Главными членами и заправилами Общества были профессора, лекторы, которых насчитывалось до пятидесяти, затем ученые профессионалы, проживающие в Варшаве, соискатели степеней и магистранты различных факультетов, частные лица, посвятившие себя каким-либо изысканиям, и члены-корреспонденты за границей.
Кроме закрытых заседаний и бесед, посещаемых исключительно членами Общества, оно устраивало иногда публичные заседания и лекции по разным вопросам научного характера, популярным почему-либо в данную минуту.
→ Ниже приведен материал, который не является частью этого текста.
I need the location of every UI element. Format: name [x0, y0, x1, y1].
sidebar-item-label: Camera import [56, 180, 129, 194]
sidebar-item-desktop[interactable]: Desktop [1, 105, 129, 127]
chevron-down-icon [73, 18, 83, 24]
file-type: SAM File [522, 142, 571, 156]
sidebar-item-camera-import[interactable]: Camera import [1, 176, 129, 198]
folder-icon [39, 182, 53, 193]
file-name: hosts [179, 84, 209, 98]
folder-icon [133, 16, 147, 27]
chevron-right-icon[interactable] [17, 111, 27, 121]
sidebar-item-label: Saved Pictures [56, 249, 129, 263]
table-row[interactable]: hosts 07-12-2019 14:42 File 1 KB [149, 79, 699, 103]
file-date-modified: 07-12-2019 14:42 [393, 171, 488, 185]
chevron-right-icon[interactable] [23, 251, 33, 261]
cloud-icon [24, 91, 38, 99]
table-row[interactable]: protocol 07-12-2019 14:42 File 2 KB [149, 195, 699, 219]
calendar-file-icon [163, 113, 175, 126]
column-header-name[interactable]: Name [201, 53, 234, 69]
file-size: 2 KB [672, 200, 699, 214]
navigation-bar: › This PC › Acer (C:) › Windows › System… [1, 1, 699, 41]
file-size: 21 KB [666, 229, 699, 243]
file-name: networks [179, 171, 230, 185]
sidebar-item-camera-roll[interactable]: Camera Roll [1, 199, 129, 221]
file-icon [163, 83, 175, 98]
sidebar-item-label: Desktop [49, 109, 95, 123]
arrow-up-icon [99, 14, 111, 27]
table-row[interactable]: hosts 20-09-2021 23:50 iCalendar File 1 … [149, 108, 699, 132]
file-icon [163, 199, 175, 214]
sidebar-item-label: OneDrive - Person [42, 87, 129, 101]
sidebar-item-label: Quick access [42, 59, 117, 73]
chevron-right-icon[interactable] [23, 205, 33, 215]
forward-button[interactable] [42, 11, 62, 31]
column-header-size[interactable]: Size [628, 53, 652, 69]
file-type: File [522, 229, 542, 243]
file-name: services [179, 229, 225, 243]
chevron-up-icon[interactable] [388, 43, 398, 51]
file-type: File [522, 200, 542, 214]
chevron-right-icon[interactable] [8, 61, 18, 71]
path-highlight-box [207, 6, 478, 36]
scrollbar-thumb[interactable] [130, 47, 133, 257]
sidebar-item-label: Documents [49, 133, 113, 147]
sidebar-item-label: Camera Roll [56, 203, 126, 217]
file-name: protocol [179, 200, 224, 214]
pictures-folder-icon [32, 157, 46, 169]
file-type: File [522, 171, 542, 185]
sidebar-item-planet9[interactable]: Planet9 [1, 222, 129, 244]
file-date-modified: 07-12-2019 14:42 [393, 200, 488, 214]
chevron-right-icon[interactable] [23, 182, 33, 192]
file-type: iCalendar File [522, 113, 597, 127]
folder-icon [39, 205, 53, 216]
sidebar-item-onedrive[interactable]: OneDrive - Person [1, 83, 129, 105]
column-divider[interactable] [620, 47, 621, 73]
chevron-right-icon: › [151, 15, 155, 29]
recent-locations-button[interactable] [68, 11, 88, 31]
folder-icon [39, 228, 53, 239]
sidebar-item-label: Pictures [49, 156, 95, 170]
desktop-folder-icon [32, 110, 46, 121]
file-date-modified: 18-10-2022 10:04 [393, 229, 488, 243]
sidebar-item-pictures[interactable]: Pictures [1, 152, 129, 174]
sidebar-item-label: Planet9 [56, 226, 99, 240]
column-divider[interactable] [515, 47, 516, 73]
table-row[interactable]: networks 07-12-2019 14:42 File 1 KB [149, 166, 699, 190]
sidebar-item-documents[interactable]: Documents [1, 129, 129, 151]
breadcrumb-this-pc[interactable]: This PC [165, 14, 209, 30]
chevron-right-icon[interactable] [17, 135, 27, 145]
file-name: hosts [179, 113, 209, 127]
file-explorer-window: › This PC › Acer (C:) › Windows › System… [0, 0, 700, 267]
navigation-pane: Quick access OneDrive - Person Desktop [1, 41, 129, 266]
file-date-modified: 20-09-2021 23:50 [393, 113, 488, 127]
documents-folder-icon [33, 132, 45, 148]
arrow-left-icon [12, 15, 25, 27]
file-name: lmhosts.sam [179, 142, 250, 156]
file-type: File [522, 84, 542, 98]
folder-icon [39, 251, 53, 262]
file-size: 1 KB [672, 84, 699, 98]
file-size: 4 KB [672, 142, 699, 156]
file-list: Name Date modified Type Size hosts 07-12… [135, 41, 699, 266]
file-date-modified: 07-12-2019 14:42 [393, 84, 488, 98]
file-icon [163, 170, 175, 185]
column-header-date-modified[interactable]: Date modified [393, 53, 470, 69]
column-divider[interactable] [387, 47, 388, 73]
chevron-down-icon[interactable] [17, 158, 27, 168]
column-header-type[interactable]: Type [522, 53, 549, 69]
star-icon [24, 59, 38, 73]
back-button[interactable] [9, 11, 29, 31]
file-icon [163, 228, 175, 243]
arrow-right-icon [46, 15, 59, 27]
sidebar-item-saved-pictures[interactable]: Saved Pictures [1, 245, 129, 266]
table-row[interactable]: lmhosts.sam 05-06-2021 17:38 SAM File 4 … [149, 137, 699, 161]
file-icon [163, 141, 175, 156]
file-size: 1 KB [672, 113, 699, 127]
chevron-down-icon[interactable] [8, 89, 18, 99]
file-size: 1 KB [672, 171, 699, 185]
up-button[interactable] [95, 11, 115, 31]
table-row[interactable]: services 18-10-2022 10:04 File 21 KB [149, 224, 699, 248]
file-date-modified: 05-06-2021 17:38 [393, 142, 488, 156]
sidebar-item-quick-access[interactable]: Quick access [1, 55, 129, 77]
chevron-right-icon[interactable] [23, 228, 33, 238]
Для этого Общество пользовалось одной из аудиторий, свободных обычно по вечерам.
Такое именно большое, публичное собрание назначено было Обществом друзей науки на воскресенье вечером 21 ноября, когда оба кузена – Цезарь и Фердинанд Платеры – вошли в освещенный подъезд университетского здания вместе с другой, полупосвященной публикой, спешившей послушать лекцию профессора-историка Лелевеля на тему "Рим-Республика, Рим-Империя".
Граф Цезарь, хорошо знакомый с помещением, прямо из обширной передней вместе с кузеном двинулся не в аудиторию за другими, а в боковые переходы и коридоры, ведущие в библиотеку того же Общества. Здесь одновременно с показным заседанием и лекцией, объявленной открыто, назначено было тайное заседание обширного кружка "Друзей Польши", служившего как бы наследником "Народного союза вольных каменщиков", основанного Маевским, Лукасиньским и компанией в расцвете масонских общин, когда сам Александр I не пренебрегал званием масона и русские власти у себя и в Польше делали всякие поблажки этим "просветительным" организациям.
Но времена переменились. Лукасиньский сидел в цепях, в темной келье особой, одиночной тюрьмы, недалеко от казарм российских полков Константина. Сотоварищи Лукасиньского – кто покончил с собой, не вынося пыток неволи, кто зяб и голодал в изгнании в Сибири…
Всякие просветительные союзы, даже невинного свойства, искоренялись, должны были уйти во тьму и подполье. А уж кружкам, носящим характер заговора, и подавно следовало прятаться как можно лучше. Шпионами наводнился не только город, но вся страна. Частные дома, театры, рестораны кишели соглядатаями. Одни костелы и университет относительно были еще ограждены от слишком явного вторжения шпионских элементов.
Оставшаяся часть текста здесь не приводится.